Les projets se poursuivent… et se ressemblent.
Vous vous souvenez sans doute de mon NAS « Edition 1″, présenté il y a environ deux ans sur ce blog. Et cette solution, quoique boiteuse, tourne depuis lors, avec quelques aménagements, sur mon réseau interne.
En effet, l’iBook ayant lâché, c’est à l’heure actuelle un vieux laptop IBM 600E, équipé d’un vénérable Pentium II et de 300MB de RAM (on ne rigole pas là-bas au fond !) qui a pris le relais depuis environ une année.
Le système se compose de deux volumes LVMs, chacun composé de disques USB externes différents et de tailles variables.
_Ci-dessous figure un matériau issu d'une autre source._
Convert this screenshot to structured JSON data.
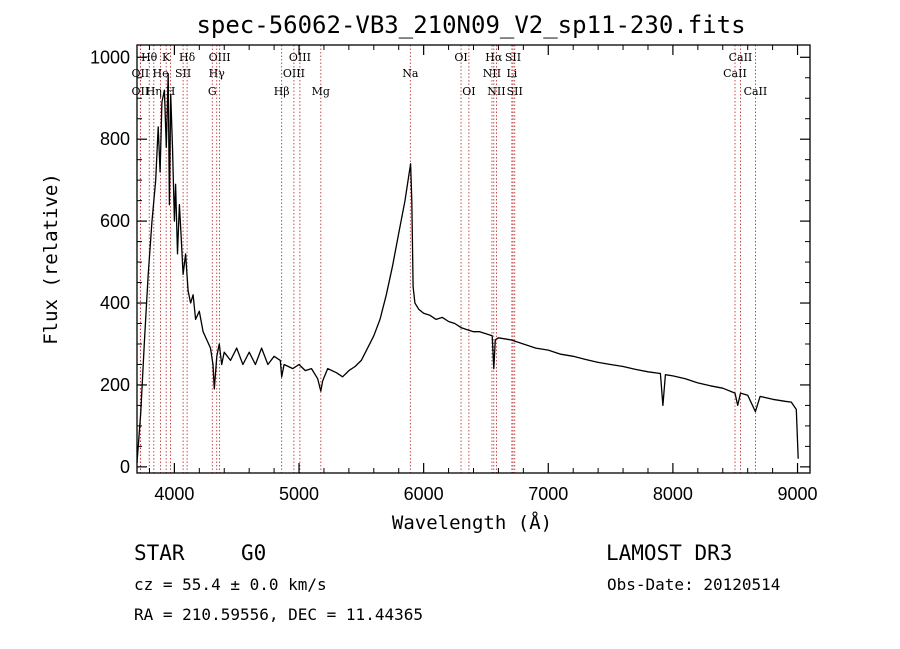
{
  "chart_data": {
    "type": "line",
    "title": "spec-56062-VB3_210N09_V2_sp11-230.fits",
    "xlabel": "Wavelength (Å)",
    "ylabel": "Flux (relative)",
    "xlim": [
      3700,
      9100
    ],
    "ylim": [
      -15,
      1030
    ],
    "xticks": [
      4000,
      5000,
      6000,
      7000,
      8000,
      9000
    ],
    "yticks": [
      0,
      200,
      400,
      600,
      800,
      1000
    ],
    "series": [
      {
        "name": "flux",
        "points": [
          [
            3700,
            10
          ],
          [
            3730,
            130
          ],
          [
            3760,
            310
          ],
          [
            3790,
            470
          ],
          [
            3820,
            600
          ],
          [
            3850,
            700
          ],
          [
            3870,
            830
          ],
          [
            3885,
            720
          ],
          [
            3900,
            890
          ],
          [
            3920,
            920
          ],
          [
            3935,
            780
          ],
          [
            3950,
            960
          ],
          [
            3960,
            640
          ],
          [
            3970,
            910
          ],
          [
            3985,
            780
          ],
          [
            4000,
            600
          ],
          [
            4010,
            690
          ],
          [
            4025,
            520
          ],
          [
            4040,
            640
          ],
          [
            4055,
            560
          ],
          [
            4070,
            470
          ],
          [
            4090,
            520
          ],
          [
            4110,
            430
          ],
          [
            4130,
            400
          ],
          [
            4150,
            420
          ],
          [
            4170,
            360
          ],
          [
            4200,
            380
          ],
          [
            4230,
            330
          ],
          [
            4260,
            310
          ],
          [
            4290,
            290
          ],
          [
            4310,
            250
          ],
          [
            4320,
            190
          ],
          [
            4340,
            270
          ],
          [
            4360,
            300
          ],
          [
            4380,
            250
          ],
          [
            4400,
            280
          ],
          [
            4450,
            260
          ],
          [
            4500,
            290
          ],
          [
            4550,
            250
          ],
          [
            4600,
            280
          ],
          [
            4650,
            250
          ],
          [
            4700,
            290
          ],
          [
            4750,
            250
          ],
          [
            4800,
            270
          ],
          [
            4850,
            260
          ],
          [
            4861,
            220
          ],
          [
            4880,
            250
          ],
          [
            4950,
            240
          ],
          [
            5000,
            250
          ],
          [
            5050,
            235
          ],
          [
            5100,
            240
          ],
          [
            5150,
            215
          ],
          [
            5175,
            185
          ],
          [
            5190,
            210
          ],
          [
            5230,
            240
          ],
          [
            5300,
            230
          ],
          [
            5350,
            220
          ],
          [
            5400,
            235
          ],
          [
            5450,
            245
          ],
          [
            5500,
            260
          ],
          [
            5550,
            290
          ],
          [
            5600,
            320
          ],
          [
            5650,
            360
          ],
          [
            5700,
            420
          ],
          [
            5750,
            490
          ],
          [
            5800,
            570
          ],
          [
            5850,
            650
          ],
          [
            5880,
            710
          ],
          [
            5895,
            740
          ],
          [
            5905,
            650
          ],
          [
            5915,
            440
          ],
          [
            5930,
            400
          ],
          [
            5960,
            385
          ],
          [
            6000,
            375
          ],
          [
            6050,
            370
          ],
          [
            6100,
            360
          ],
          [
            6150,
            365
          ],
          [
            6200,
            355
          ],
          [
            6250,
            350
          ],
          [
            6300,
            340
          ],
          [
            6350,
            335
          ],
          [
            6400,
            330
          ],
          [
            6450,
            330
          ],
          [
            6500,
            325
          ],
          [
            6550,
            320
          ],
          [
            6563,
            240
          ],
          [
            6575,
            310
          ],
          [
            6600,
            315
          ],
          [
            6700,
            310
          ],
          [
            6800,
            300
          ],
          [
            6900,
            290
          ],
          [
            7000,
            285
          ],
          [
            7100,
            275
          ],
          [
            7200,
            270
          ],
          [
            7300,
            262
          ],
          [
            7400,
            255
          ],
          [
            7500,
            250
          ],
          [
            7600,
            245
          ],
          [
            7700,
            238
          ],
          [
            7800,
            232
          ],
          [
            7900,
            228
          ],
          [
            7920,
            150
          ],
          [
            7940,
            225
          ],
          [
            8000,
            222
          ],
          [
            8100,
            215
          ],
          [
            8200,
            205
          ],
          [
            8300,
            198
          ],
          [
            8400,
            192
          ],
          [
            8498,
            180
          ],
          [
            8520,
            150
          ],
          [
            8542,
            180
          ],
          [
            8600,
            175
          ],
          [
            8662,
            135
          ],
          [
            8700,
            172
          ],
          [
            8800,
            165
          ],
          [
            8900,
            160
          ],
          [
            8950,
            158
          ],
          [
            8990,
            140
          ],
          [
            9005,
            20
          ]
        ]
      }
    ],
    "lines": [
      {
        "label": "Hθ",
        "wl": 3798,
        "row": 1
      },
      {
        "label": "OII",
        "wl": 3727,
        "row": 2
      },
      {
        "label": "OII",
        "wl": 3727,
        "row": 3
      },
      {
        "label": "Hη",
        "wl": 3835,
        "row": 3
      },
      {
        "label": "He",
        "wl": 3889,
        "row": 2
      },
      {
        "label": "K",
        "wl": 3934,
        "row": 1
      },
      {
        "label": "SII",
        "wl": 4070,
        "row": 2
      },
      {
        "label": "H",
        "wl": 3969,
        "row": 3
      },
      {
        "label": "Hδ",
        "wl": 4102,
        "row": 1
      },
      {
        "label": "OIII",
        "wl": 4363,
        "row": 1
      },
      {
        "label": "Hγ",
        "wl": 4340,
        "row": 2
      },
      {
        "label": "G",
        "wl": 4304,
        "row": 3
      },
      {
        "label": "Hβ",
        "wl": 4861,
        "row": 3
      },
      {
        "label": "OIII",
        "wl": 4959,
        "row": 2
      },
      {
        "label": "OIII",
        "wl": 5007,
        "row": 1
      },
      {
        "label": "Mg",
        "wl": 5175,
        "row": 3
      },
      {
        "label": "Na",
        "wl": 5893,
        "row": 2
      },
      {
        "label": "OI",
        "wl": 6300,
        "row": 1
      },
      {
        "label": "OI",
        "wl": 6363,
        "row": 3
      },
      {
        "label": "Hα",
        "wl": 6563,
        "row": 1
      },
      {
        "label": "NII",
        "wl": 6548,
        "row": 2
      },
      {
        "label": "NII",
        "wl": 6584,
        "row": 3
      },
      {
        "label": "SII",
        "wl": 6717,
        "row": 1
      },
      {
        "label": "Li",
        "wl": 6708,
        "row": 2
      },
      {
        "label": "SII",
        "wl": 6731,
        "row": 3
      },
      {
        "label": "CaII",
        "wl": 8542,
        "row": 1
      },
      {
        "label": "CaII",
        "wl": 8498,
        "row": 2
      },
      {
        "label": "CaII",
        "wl": 8662,
        "row": 3
      }
    ]
  },
  "info": {
    "class": "STAR",
    "subclass": "G0",
    "survey": "LAMOST DR3",
    "cz": "cz = 55.4 ± 0.0 km/s",
    "obs_date": "Obs-Date: 20120514",
    "coords": "RA = 210.59556, DEC =  11.44365"
  }
}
Les deux volumes sont synchronisés sur une base journalière, ainsi si l’un des volumes venait à se corrompre, il resterait le deuxième en sécurité.
Le portable n’ayant à la base qu’un seul port USB (et version 1.0 svp !), il a fallu y rajouter bien entendu des réplicateurs de port USB pour contenir les 6 disques actuels.
Inutile de dire que cette configuration n’a rien de performant; le transfert des données est poussif (forcément), et même si la plateforme a surtout un objectif de sauvegarde et de stockage à long terme, accéder au moindre fichier, notamment les photos en format RAW de mon appareil pro, prend souvent des allures de parcours du combattant. Je ne parle même pas de la consommation de courant, que je n’ose calculer, chacun de ces disques ayant sa propre alimentation.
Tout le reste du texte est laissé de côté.